A quatorze ans, il rêve de la Super League. C’est super. Mais il ne doit pas rêver, il doit travailler. Je ne vais pas lui parler de Lausanne, je vais lui parler d’Yverdon, du projet qu’on a pour lui, de la manière dont on veut l’encadrer. Mon travail, c’est de construire un chemin pour chacun de ces jeunes. Je veux qu’il ressente la confiance de son entraîneur ici à Yverdon, que son coach le fasse progresser, qu’il ait du plaisir. Ailleurs, tu seras peut-être un joueur sur vingt-cinq. A Yverdon, on veut qu’il soit un joueur unique. Et qu’il travaille dur et soit honnête avec lui-même.
Ce qui veut dire?
On en revient à l’identité d’Yverdon. Qu’est-ce qu’on veut faire avec notre académie? Il y a l’aspect technique, mais il y a aussi le caractère. J’ai 64 ans, je sais repérer un joueur qui a tout donné ou non. Des fois, un jeune te dit qu’il a tout donné. Mais moi je sais qu’il a la possibilité de faire encore plus. Cette philosophie, je veux l’implanter ici.
Concrètement, quelle est votre philosophie de formation?
Pour moi, il y a trois moments-clés quand on parle de technique individuelle: la première touche, la dernière touche et le mouvement. Comment je me comporte quand je reçois le ballon, qu’est-ce que j’en fais et ensuite comment je bouge pour proposer une solution. Combien de joueurs je vois encore aujourd’hui qui croient que le boulot est fini quand ils ont fait la passe… Non! Propose une solution! Je vais vous faire une confidence. Dimanche dernier, je me suis posé devant la télévision, j’ai regardé le derby de Manchester, mais pas juste pour prendre du plaisir comme un fan de football. J’ai observé la rencontre en me basant sur ces trois points.
Votre verdict?
C’est le très haut niveau, bien sûr. Je l’ai fait pour parler aux entraîneurs et aux joueurs d’ici, en me basant sur le top du top. Pour leur montrer que ce sont des principes simples, appliqués par des grands joueurs. On doit s’en inspirer, à notre échelle. Il y a des entraîneurs top ici, très passionnés et très impliqués.
La mentalité, elle est vraiment différente entre la Suisse alémanique et la Suisse romande?
Je ne suis pas un homme qui aime faire des généralités, mais oui, il existe une différence.
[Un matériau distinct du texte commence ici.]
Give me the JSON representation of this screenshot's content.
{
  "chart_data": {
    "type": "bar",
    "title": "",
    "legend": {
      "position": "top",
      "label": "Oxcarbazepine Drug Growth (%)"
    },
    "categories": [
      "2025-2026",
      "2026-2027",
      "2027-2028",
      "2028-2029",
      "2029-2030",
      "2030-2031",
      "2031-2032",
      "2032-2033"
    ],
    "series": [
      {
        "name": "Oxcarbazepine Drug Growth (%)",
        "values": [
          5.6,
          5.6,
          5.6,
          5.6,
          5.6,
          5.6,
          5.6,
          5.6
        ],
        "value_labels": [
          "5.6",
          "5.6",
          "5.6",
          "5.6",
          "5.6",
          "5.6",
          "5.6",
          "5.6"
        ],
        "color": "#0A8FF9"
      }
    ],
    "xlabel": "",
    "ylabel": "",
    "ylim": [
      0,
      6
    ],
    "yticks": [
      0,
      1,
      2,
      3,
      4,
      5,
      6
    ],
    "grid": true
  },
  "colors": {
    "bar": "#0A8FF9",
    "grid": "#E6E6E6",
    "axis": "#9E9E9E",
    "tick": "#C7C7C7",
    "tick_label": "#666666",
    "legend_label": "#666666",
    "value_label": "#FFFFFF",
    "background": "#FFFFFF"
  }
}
Ici, les gens sont gentils, vraiment humains, mais j’ai déjà remarqué que si je dis à quelqu’un qu’il doit faire quelque chose, il va me demander pourquoi. C’est déjà une différence (rires). Mais sinon, les règles du foot sont les mêmes partout. Les duels, les un contre un. Tu dois gagner. Tu veux gagner. Mon boulot, c’est de créer le chemin commun, ce n’est pas de venir le soir, de regarder deux entraînements et de dire que ce n’est pas bon. Je suis ici le matin aussi et j’échange constamment avec les collègues parce que je dois apprendre la mentalité d’ici. En Suisse centrale, c’est autrement qu’à Bâle. Et à Bâle ce n’est pas comme ici, pas comme à Sion, qui est encore différent de Lausanne. Je suis encore en phase d’apprentissage, je parle beaucoup, je dois sentir la région, les joueuses et les joueurs.
Quelle est votre relation avec Adrian Ursea, l’entraîneur de la première équipe?
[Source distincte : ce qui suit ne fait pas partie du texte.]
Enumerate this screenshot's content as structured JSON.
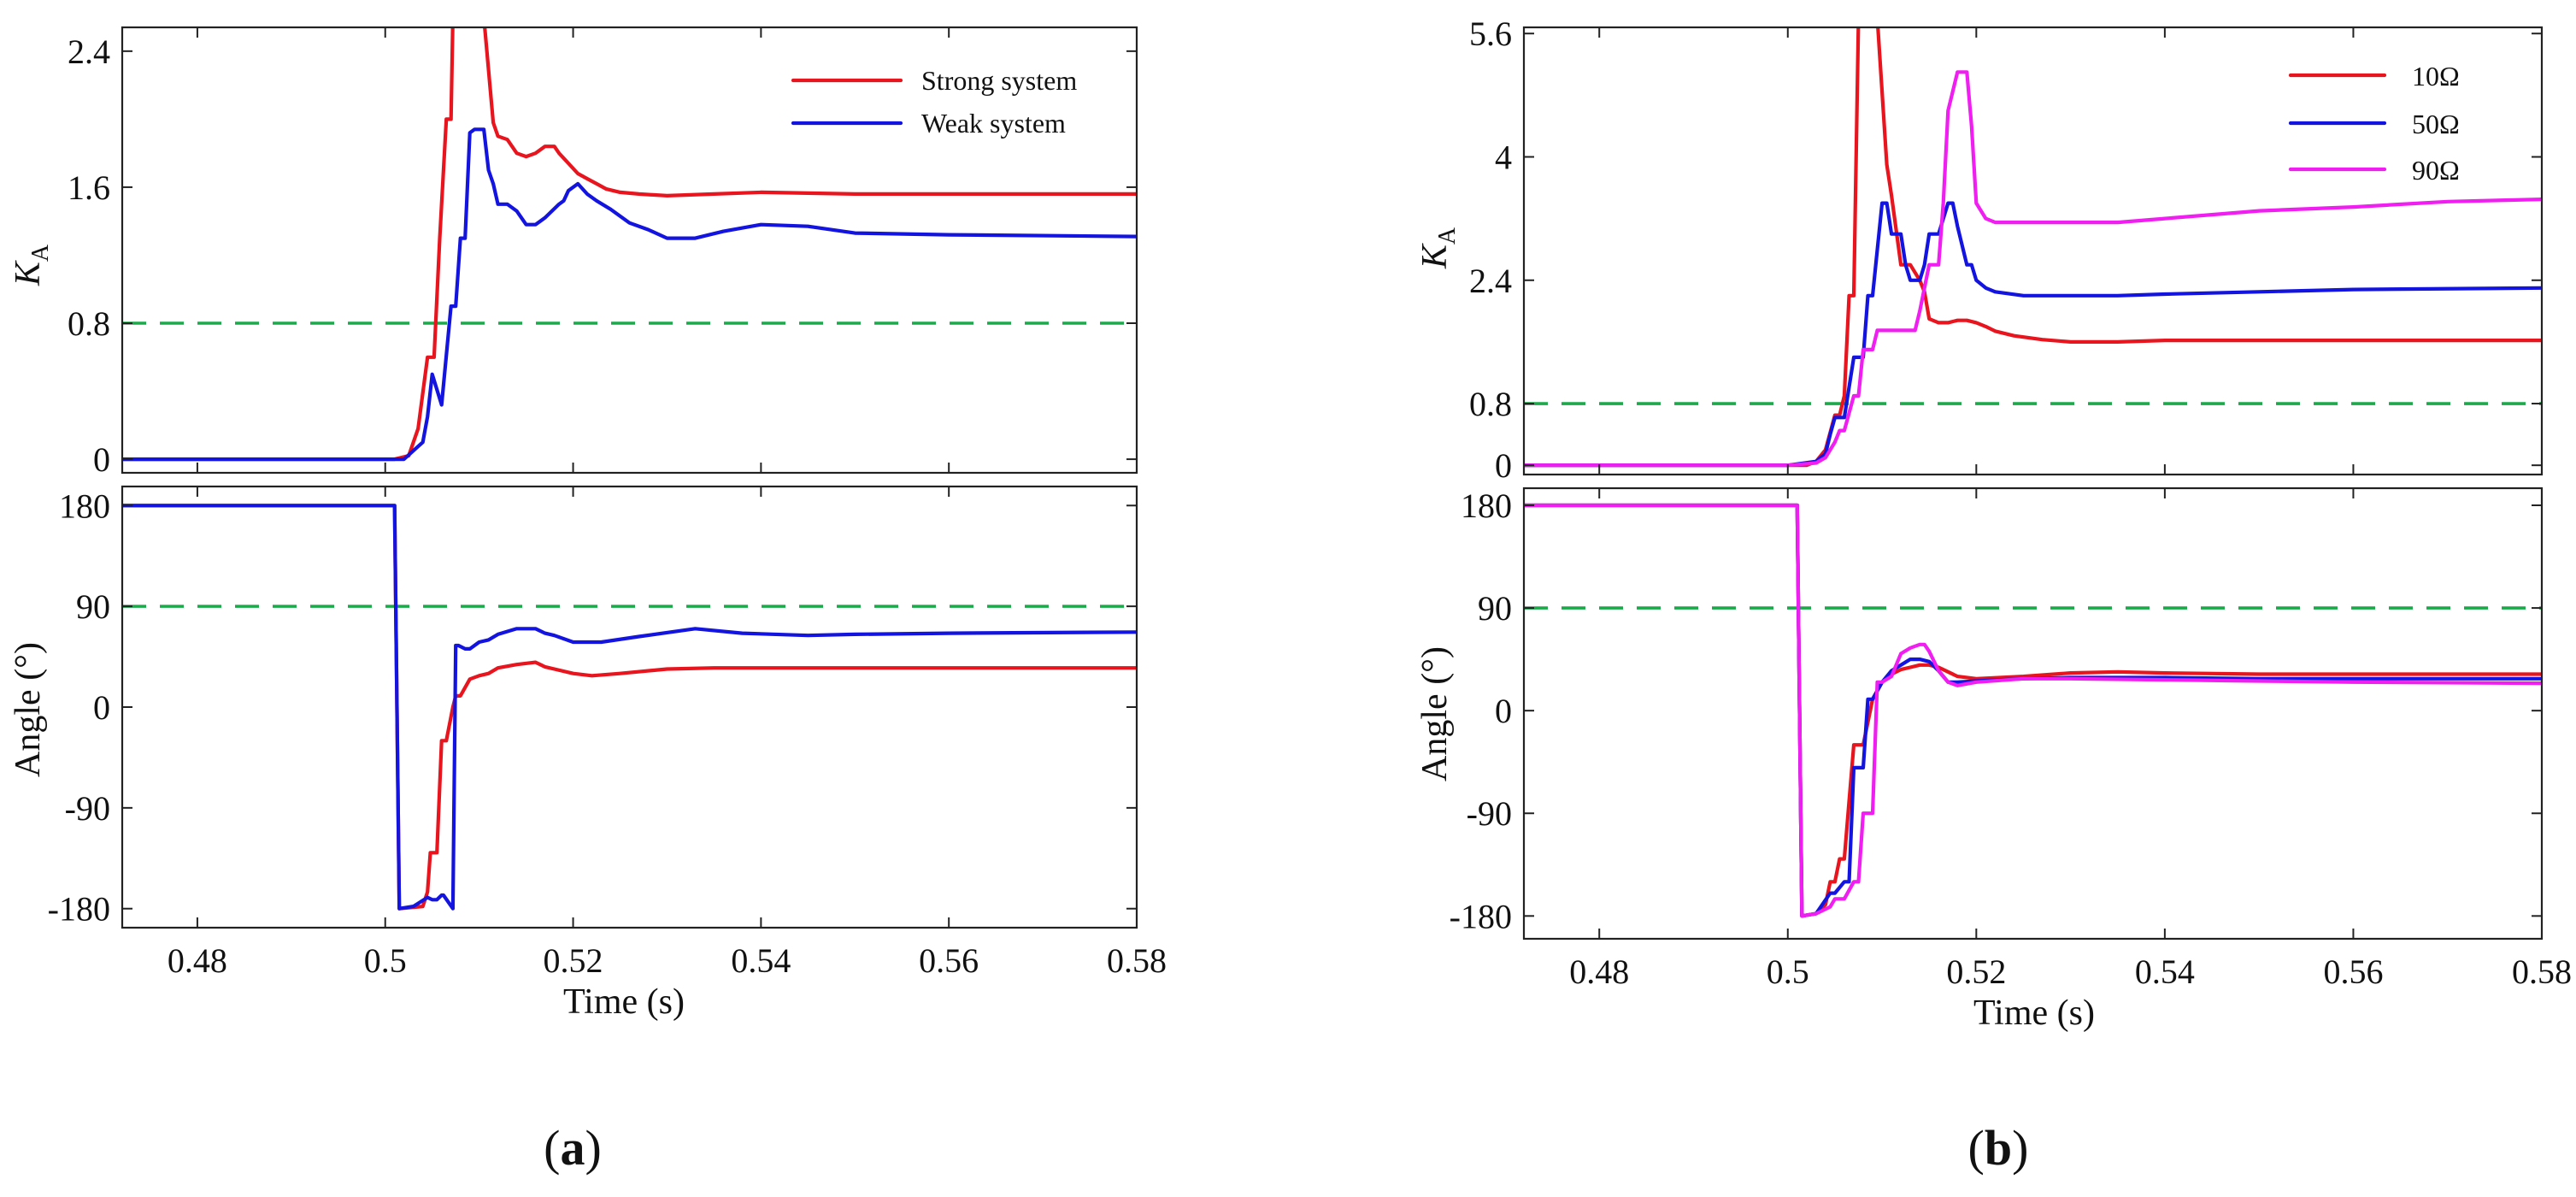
{
  "colors": {
    "strong": "#e8141e",
    "weak": "#1414e0",
    "r10": "#e8141e",
    "r50": "#1414e0",
    "r90": "#f01ef0",
    "threshold": "#1aaa4a",
    "axis": "#222222"
  },
  "chart_data": [
    {
      "type": "line",
      "panel_label": "a",
      "panel_label_display": "(a)",
      "xlabel": "Time (s)",
      "x_ticks": [
        "0.48",
        "0.5",
        "0.52",
        "0.54",
        "0.56",
        "0.58"
      ],
      "xlim": [
        0.472,
        0.58
      ],
      "legend_position": "top-right",
      "subplots": [
        {
          "ylabel": "K",
          "ylabel_sub": "A",
          "y_ticks": [
            "0",
            "0.8",
            "1.6",
            "2.4"
          ],
          "ylim": [
            -0.08,
            2.54
          ],
          "threshold": 0.8,
          "series": [
            {
              "name": "Strong system",
              "color_key": "strong",
              "x": [
                0.472,
                0.5,
                0.501,
                0.5025,
                0.5035,
                0.5045,
                0.5052,
                0.5058,
                0.5065,
                0.507,
                0.5072,
                0.5078,
                0.508,
                0.5095,
                0.5105,
                0.5115,
                0.512,
                0.513,
                0.514,
                0.515,
                0.516,
                0.517,
                0.518,
                0.5185,
                0.5195,
                0.5205,
                0.5215,
                0.5225,
                0.5235,
                0.525,
                0.527,
                0.53,
                0.535,
                0.54,
                0.55,
                0.56,
                0.58
              ],
              "y": [
                0,
                0,
                0,
                0.02,
                0.18,
                0.6,
                0.6,
                1.3,
                2.0,
                2.0,
                2.6,
                2.6,
                2.6,
                2.6,
                2.6,
                1.98,
                1.9,
                1.88,
                1.8,
                1.78,
                1.8,
                1.84,
                1.84,
                1.8,
                1.74,
                1.68,
                1.65,
                1.62,
                1.59,
                1.57,
                1.56,
                1.55,
                1.56,
                1.57,
                1.56,
                1.56,
                1.56
              ]
            },
            {
              "name": "Weak system",
              "color_key": "weak",
              "x": [
                0.472,
                0.5,
                0.502,
                0.503,
                0.504,
                0.5045,
                0.505,
                0.506,
                0.507,
                0.5075,
                0.508,
                0.5085,
                0.509,
                0.5095,
                0.5105,
                0.511,
                0.5115,
                0.512,
                0.513,
                0.514,
                0.515,
                0.516,
                0.517,
                0.5185,
                0.519,
                0.5195,
                0.5205,
                0.5215,
                0.5225,
                0.524,
                0.526,
                0.528,
                0.53,
                0.533,
                0.536,
                0.54,
                0.545,
                0.55,
                0.56,
                0.58
              ],
              "y": [
                0,
                0,
                0,
                0.05,
                0.1,
                0.25,
                0.5,
                0.32,
                0.9,
                0.9,
                1.3,
                1.3,
                1.92,
                1.94,
                1.94,
                1.7,
                1.62,
                1.5,
                1.5,
                1.46,
                1.38,
                1.38,
                1.42,
                1.5,
                1.52,
                1.58,
                1.62,
                1.56,
                1.52,
                1.47,
                1.39,
                1.35,
                1.3,
                1.3,
                1.34,
                1.38,
                1.37,
                1.33,
                1.32,
                1.31
              ]
            }
          ]
        },
        {
          "ylabel": "Angle (°)",
          "y_ticks": [
            "-180",
            "-90",
            "0",
            "90",
            "180"
          ],
          "ylim": [
            -197,
            197
          ],
          "threshold": 90,
          "series": [
            {
              "name": "Strong system",
              "color_key": "strong",
              "x": [
                0.472,
                0.501,
                0.5015,
                0.504,
                0.5045,
                0.5048,
                0.5055,
                0.506,
                0.5065,
                0.5072,
                0.5075,
                0.508,
                0.509,
                0.51,
                0.511,
                0.512,
                0.514,
                0.516,
                0.517,
                0.518,
                0.52,
                0.522,
                0.525,
                0.53,
                0.535,
                0.54,
                0.55,
                0.56,
                0.58
              ],
              "y": [
                180,
                180,
                -180,
                -178,
                -165,
                -130,
                -130,
                -30,
                -30,
                0,
                10,
                10,
                25,
                28,
                30,
                35,
                38,
                40,
                36,
                34,
                30,
                28,
                30,
                34,
                35,
                35,
                35,
                35,
                35
              ]
            },
            {
              "name": "Weak system",
              "color_key": "weak",
              "x": [
                0.472,
                0.501,
                0.5015,
                0.503,
                0.5045,
                0.505,
                0.5055,
                0.506,
                0.5062,
                0.5072,
                0.5075,
                0.5078,
                0.5085,
                0.509,
                0.51,
                0.511,
                0.512,
                0.514,
                0.516,
                0.517,
                0.518,
                0.52,
                0.523,
                0.527,
                0.533,
                0.538,
                0.545,
                0.55,
                0.56,
                0.58
              ],
              "y": [
                180,
                180,
                -180,
                -178,
                -170,
                -172,
                -172,
                -168,
                -168,
                -180,
                55,
                55,
                52,
                52,
                58,
                60,
                65,
                70,
                70,
                66,
                64,
                58,
                58,
                63,
                70,
                66,
                64,
                65,
                66,
                67
              ]
            }
          ]
        }
      ]
    },
    {
      "type": "line",
      "panel_label": "b",
      "panel_label_display": "(b)",
      "xlabel": "Time (s)",
      "x_ticks": [
        "0.48",
        "0.5",
        "0.52",
        "0.54",
        "0.56",
        "0.58"
      ],
      "xlim": [
        0.472,
        0.58
      ],
      "legend_position": "top-right",
      "subplots": [
        {
          "ylabel": "K",
          "ylabel_sub": "A",
          "y_ticks": [
            "0",
            "0.8",
            "2.4",
            "4",
            "5.6"
          ],
          "ylim": [
            -0.12,
            5.68
          ],
          "threshold": 0.8,
          "series": [
            {
              "name": "10Ω",
              "color_key": "r10",
              "x": [
                0.472,
                0.5,
                0.502,
                0.503,
                0.504,
                0.505,
                0.5055,
                0.506,
                0.5065,
                0.507,
                0.5075,
                0.508,
                0.5085,
                0.5095,
                0.5105,
                0.511,
                0.512,
                0.513,
                0.514,
                0.5145,
                0.515,
                0.516,
                0.517,
                0.518,
                0.519,
                0.52,
                0.521,
                0.522,
                0.524,
                0.527,
                0.53,
                0.535,
                0.54,
                0.55,
                0.56,
                0.58
              ],
              "y": [
                0,
                0,
                0,
                0.05,
                0.2,
                0.65,
                0.65,
                0.9,
                2.2,
                2.2,
                5.8,
                5.8,
                5.8,
                5.8,
                3.9,
                3.5,
                2.6,
                2.6,
                2.4,
                2.25,
                1.9,
                1.85,
                1.85,
                1.88,
                1.88,
                1.85,
                1.8,
                1.74,
                1.68,
                1.63,
                1.6,
                1.6,
                1.62,
                1.62,
                1.62,
                1.62
              ]
            },
            {
              "name": "50Ω",
              "color_key": "r50",
              "x": [
                0.472,
                0.5,
                0.503,
                0.504,
                0.5045,
                0.505,
                0.506,
                0.507,
                0.508,
                0.5085,
                0.509,
                0.51,
                0.5105,
                0.511,
                0.512,
                0.5125,
                0.513,
                0.514,
                0.5145,
                0.515,
                0.516,
                0.517,
                0.5175,
                0.518,
                0.519,
                0.5195,
                0.52,
                0.521,
                0.522,
                0.525,
                0.53,
                0.535,
                0.54,
                0.55,
                0.56,
                0.58
              ],
              "y": [
                0,
                0,
                0.05,
                0.15,
                0.4,
                0.62,
                0.62,
                1.4,
                1.4,
                2.2,
                2.2,
                3.4,
                3.4,
                3.0,
                3.0,
                2.6,
                2.4,
                2.4,
                2.6,
                3.0,
                3.0,
                3.4,
                3.4,
                3.1,
                2.6,
                2.6,
                2.4,
                2.3,
                2.25,
                2.2,
                2.2,
                2.2,
                2.22,
                2.25,
                2.28,
                2.3
              ]
            },
            {
              "name": "90Ω",
              "color_key": "r90",
              "x": [
                0.472,
                0.5,
                0.503,
                0.504,
                0.505,
                0.5055,
                0.506,
                0.507,
                0.5075,
                0.508,
                0.509,
                0.5095,
                0.51,
                0.511,
                0.5125,
                0.5135,
                0.514,
                0.515,
                0.516,
                0.5165,
                0.517,
                0.518,
                0.519,
                0.5195,
                0.52,
                0.521,
                0.522,
                0.525,
                0.53,
                0.535,
                0.54,
                0.55,
                0.56,
                0.57,
                0.58
              ],
              "y": [
                0,
                0,
                0.03,
                0.1,
                0.3,
                0.45,
                0.45,
                0.9,
                0.9,
                1.5,
                1.5,
                1.75,
                1.75,
                1.75,
                1.75,
                1.75,
                2.0,
                2.6,
                2.6,
                3.4,
                4.6,
                5.1,
                5.1,
                4.4,
                3.4,
                3.2,
                3.15,
                3.15,
                3.15,
                3.15,
                3.2,
                3.3,
                3.35,
                3.42,
                3.45
              ]
            }
          ]
        },
        {
          "ylabel": "Angle (°)",
          "y_ticks": [
            "-180",
            "-90",
            "0",
            "90",
            "180"
          ],
          "ylim": [
            -200,
            195
          ],
          "threshold": 90,
          "series": [
            {
              "name": "10Ω",
              "color_key": "r10",
              "x": [
                0.472,
                0.501,
                0.5015,
                0.503,
                0.504,
                0.5045,
                0.505,
                0.5055,
                0.506,
                0.507,
                0.508,
                0.509,
                0.51,
                0.511,
                0.512,
                0.513,
                0.514,
                0.515,
                0.516,
                0.517,
                0.518,
                0.52,
                0.525,
                0.53,
                0.535,
                0.54,
                0.55,
                0.56,
                0.58
              ],
              "y": [
                180,
                180,
                -180,
                -178,
                -170,
                -150,
                -150,
                -130,
                -130,
                -30,
                -30,
                10,
                25,
                32,
                36,
                38,
                40,
                40,
                38,
                34,
                30,
                28,
                30,
                33,
                34,
                33,
                32,
                32,
                32
              ]
            },
            {
              "name": "50Ω",
              "color_key": "r50",
              "x": [
                0.472,
                0.501,
                0.5015,
                0.503,
                0.5045,
                0.505,
                0.506,
                0.5065,
                0.507,
                0.508,
                0.5085,
                0.509,
                0.51,
                0.511,
                0.512,
                0.513,
                0.514,
                0.515,
                0.516,
                0.5165,
                0.517,
                0.518,
                0.52,
                0.525,
                0.53,
                0.54,
                0.55,
                0.56,
                0.58
              ],
              "y": [
                180,
                180,
                -180,
                -178,
                -160,
                -160,
                -150,
                -150,
                -50,
                -50,
                10,
                10,
                25,
                35,
                40,
                45,
                45,
                43,
                35,
                30,
                25,
                25,
                26,
                28,
                29,
                29,
                28,
                28,
                28
              ]
            },
            {
              "name": "90Ω",
              "color_key": "r90",
              "x": [
                0.472,
                0.501,
                0.5015,
                0.503,
                0.5045,
                0.505,
                0.506,
                0.507,
                0.5075,
                0.508,
                0.509,
                0.5095,
                0.51,
                0.511,
                0.512,
                0.513,
                0.514,
                0.5145,
                0.515,
                0.516,
                0.517,
                0.518,
                0.52,
                0.525,
                0.53,
                0.54,
                0.55,
                0.56,
                0.58
              ],
              "y": [
                180,
                180,
                -180,
                -178,
                -172,
                -165,
                -165,
                -150,
                -150,
                -90,
                -90,
                25,
                25,
                30,
                50,
                55,
                58,
                58,
                52,
                35,
                25,
                22,
                25,
                28,
                28,
                27,
                26,
                25,
                24
              ]
            }
          ]
        }
      ]
    }
  ]
}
La première chose, c’est que je suis d’entrée allé le voir pour lui dire que j’étais là en tant que directeur technique. Je ne peux pas empêcher les gens de penser que si Martin Andermatt arrive quelque part, c’est pour faire l’entraîneur à un moment. Mais c’est non, non et non. Il était déjà en place et j’ai découvert sa manière de travailler. Nous parlons régulièrement, nous faisons des réunions, mais je ne donne pas mon avis sur la manière dont joue la première équipe. Je me l’interdis. Quand je parle avec lui, c’est d’avenir, c’est d’un joueur de notre académie qui pourrait intégrer la première équipe. Il accomplit un travail remarquable.
Etes-vous fier de votre carrière, en règle générale?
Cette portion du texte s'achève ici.